Com o Boeing em solo no aeroporto de Goiânia, o terrorista ainda mantinha o comandante como refém e exigia um avião menor para prosseguir com o plano suicida de assassinar José Sarney, muito embora, obviamente, o presidente já estivesse em segurança a essa altura dos acontecimentos.

A Polícia Federal (PF) já tinha cercado o aeroporto da capital goiana. Quando o terrorista tentava acessar um avião Bandeirante, o Comandante Murilo conseguiu se soltar e correr, mas foi baleado na perna. Nesse momento, um agente da PF alvejou Raimundo Nonato no quadril. O sequestrador foi levado a um hospital, onde morreu três dias depois por causas que até hoje são matéria de especulação.

Um herói pouco reconhecido

O Comandante Murilo foi condecorado com a Ordem do Mérito Aeronáutico, mas, conforme ele mesmo testemunhou, José Sarney nunca reconheceu o seu gesto heroico:

“Ele nunca me dirigiu a palavra. Nunca me agradeceu. Mas não tenho mágoa. Estou tranquilo com minha consciência e sei que fiz meu papel”.

Estas palavras do comandante foram registradas em vasta reportagem do jornal O Estado de Minas por ocasião dos 30 anos do episódio, em 2018.

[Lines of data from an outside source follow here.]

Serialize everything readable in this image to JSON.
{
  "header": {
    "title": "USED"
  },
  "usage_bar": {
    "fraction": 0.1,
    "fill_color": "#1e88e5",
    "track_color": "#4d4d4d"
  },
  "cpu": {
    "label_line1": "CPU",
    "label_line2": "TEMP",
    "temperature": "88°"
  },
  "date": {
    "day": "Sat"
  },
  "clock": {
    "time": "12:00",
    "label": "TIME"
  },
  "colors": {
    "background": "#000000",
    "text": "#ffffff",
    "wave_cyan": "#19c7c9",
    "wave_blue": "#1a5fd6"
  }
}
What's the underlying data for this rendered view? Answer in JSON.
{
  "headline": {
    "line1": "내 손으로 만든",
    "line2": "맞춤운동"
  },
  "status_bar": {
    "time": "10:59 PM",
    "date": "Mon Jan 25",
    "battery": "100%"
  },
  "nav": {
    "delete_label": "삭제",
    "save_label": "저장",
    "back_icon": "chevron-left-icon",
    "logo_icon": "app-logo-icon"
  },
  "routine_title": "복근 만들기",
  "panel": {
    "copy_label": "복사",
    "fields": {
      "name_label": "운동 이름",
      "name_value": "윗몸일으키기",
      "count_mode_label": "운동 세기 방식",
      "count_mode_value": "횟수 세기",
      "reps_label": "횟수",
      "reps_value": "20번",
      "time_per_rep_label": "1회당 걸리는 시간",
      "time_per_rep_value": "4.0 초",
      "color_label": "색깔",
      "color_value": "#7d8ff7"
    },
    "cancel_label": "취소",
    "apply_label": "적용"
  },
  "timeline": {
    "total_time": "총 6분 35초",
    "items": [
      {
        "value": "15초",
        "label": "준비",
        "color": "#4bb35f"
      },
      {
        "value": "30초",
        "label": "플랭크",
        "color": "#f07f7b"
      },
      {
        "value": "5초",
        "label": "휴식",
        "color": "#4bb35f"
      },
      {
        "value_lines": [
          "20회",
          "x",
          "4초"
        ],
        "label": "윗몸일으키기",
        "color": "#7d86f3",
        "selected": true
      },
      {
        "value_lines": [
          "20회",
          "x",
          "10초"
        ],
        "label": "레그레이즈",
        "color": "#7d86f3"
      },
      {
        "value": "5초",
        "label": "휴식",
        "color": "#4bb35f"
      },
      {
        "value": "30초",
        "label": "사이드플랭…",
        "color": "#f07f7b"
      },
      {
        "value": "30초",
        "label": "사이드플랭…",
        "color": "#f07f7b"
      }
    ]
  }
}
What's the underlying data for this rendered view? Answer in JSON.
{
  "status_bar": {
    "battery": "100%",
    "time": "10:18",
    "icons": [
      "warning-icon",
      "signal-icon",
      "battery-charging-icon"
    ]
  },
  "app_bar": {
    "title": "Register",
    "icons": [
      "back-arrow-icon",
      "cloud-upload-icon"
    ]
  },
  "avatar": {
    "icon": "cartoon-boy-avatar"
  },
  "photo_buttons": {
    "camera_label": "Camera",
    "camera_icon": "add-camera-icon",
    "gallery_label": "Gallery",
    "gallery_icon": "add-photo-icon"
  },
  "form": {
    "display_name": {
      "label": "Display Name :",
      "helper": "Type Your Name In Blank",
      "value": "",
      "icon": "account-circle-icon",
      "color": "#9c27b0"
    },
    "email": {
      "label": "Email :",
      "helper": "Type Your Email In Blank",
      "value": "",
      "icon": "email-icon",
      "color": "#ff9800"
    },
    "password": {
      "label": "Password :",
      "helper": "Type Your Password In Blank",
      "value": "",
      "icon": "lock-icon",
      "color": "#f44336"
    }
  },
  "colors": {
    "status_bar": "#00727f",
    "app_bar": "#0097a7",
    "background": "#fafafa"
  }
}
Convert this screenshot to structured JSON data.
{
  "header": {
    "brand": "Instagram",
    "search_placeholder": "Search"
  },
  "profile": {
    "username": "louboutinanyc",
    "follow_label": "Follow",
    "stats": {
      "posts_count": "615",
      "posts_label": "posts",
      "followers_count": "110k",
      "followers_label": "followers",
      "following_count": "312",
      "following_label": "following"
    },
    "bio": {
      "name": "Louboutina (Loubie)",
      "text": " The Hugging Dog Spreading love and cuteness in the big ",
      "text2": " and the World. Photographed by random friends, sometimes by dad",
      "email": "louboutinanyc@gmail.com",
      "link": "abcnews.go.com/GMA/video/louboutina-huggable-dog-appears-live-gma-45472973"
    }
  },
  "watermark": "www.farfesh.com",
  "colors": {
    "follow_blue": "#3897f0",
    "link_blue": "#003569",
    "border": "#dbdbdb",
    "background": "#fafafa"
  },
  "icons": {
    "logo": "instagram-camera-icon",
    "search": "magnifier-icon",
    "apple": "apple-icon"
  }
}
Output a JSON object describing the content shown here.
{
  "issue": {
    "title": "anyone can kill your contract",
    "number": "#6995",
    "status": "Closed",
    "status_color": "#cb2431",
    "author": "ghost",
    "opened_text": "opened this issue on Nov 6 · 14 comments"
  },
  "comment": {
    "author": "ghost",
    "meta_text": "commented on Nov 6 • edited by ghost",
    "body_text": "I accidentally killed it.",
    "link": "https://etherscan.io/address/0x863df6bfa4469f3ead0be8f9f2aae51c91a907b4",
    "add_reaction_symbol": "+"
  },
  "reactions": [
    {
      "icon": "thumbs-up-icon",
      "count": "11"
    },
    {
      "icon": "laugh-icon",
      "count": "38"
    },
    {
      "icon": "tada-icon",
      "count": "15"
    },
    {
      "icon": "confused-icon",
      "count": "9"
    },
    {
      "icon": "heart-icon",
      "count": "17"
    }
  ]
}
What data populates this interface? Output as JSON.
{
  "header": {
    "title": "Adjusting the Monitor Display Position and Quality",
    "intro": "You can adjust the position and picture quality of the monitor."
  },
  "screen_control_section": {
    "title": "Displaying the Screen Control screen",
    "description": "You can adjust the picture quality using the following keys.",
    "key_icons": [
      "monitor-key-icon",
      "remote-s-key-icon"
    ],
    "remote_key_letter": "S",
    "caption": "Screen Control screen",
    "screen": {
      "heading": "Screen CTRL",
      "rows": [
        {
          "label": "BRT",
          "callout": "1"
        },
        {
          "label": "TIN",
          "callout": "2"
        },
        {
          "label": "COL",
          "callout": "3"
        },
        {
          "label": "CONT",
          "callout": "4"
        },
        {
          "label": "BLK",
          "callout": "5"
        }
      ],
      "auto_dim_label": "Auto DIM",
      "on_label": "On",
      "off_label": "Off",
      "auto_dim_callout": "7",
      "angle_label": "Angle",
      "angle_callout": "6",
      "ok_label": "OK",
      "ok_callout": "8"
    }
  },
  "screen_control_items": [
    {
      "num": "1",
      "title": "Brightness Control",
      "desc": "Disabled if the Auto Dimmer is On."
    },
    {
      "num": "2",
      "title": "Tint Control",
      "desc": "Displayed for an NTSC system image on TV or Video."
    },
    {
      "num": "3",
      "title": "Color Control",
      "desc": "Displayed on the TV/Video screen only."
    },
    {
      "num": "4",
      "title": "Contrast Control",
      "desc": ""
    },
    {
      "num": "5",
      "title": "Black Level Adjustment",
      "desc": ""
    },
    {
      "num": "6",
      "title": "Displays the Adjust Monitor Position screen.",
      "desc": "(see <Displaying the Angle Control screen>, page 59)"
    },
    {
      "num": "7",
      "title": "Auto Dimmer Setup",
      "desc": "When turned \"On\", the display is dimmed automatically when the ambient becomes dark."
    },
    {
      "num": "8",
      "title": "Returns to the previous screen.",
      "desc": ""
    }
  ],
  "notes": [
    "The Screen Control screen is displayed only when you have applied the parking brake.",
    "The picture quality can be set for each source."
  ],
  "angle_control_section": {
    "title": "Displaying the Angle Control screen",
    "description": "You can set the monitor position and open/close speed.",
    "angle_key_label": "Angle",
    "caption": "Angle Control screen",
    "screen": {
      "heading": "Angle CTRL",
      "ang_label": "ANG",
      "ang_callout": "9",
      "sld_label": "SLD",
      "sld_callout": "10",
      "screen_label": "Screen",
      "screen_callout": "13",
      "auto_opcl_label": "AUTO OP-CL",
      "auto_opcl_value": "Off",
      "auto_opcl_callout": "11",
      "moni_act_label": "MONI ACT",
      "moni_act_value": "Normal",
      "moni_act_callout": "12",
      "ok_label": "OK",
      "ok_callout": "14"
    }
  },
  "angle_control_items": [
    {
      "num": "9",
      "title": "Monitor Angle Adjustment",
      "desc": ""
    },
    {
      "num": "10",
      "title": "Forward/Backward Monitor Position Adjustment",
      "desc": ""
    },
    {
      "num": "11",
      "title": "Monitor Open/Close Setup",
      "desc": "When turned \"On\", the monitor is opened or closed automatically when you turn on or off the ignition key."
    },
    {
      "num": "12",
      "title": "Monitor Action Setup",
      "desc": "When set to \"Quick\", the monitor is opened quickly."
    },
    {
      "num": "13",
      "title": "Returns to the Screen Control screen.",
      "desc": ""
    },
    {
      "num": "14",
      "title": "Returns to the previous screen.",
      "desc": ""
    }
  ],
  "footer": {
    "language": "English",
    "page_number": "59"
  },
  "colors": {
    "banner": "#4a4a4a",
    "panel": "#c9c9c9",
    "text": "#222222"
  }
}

Em 2001, passados 13 anos desde o sequestro, o comandante recebeu o troféu Destaque Aeronauta do Sindicato Nacional dos Aeronautas por ter evitado aquela que poderia ter sido a maior tragédia da história da aviação no Brasil.

O Comandante Murilo atuou como piloto até os 60 anos. Ele faleceu em Armação dos Búzios, RJ, onde morava, e deixa esposa e dois filhos.

Que este profissional brasileiro, herói de um drama real que pareceria um filme de Hollywood, possa descansar em paz.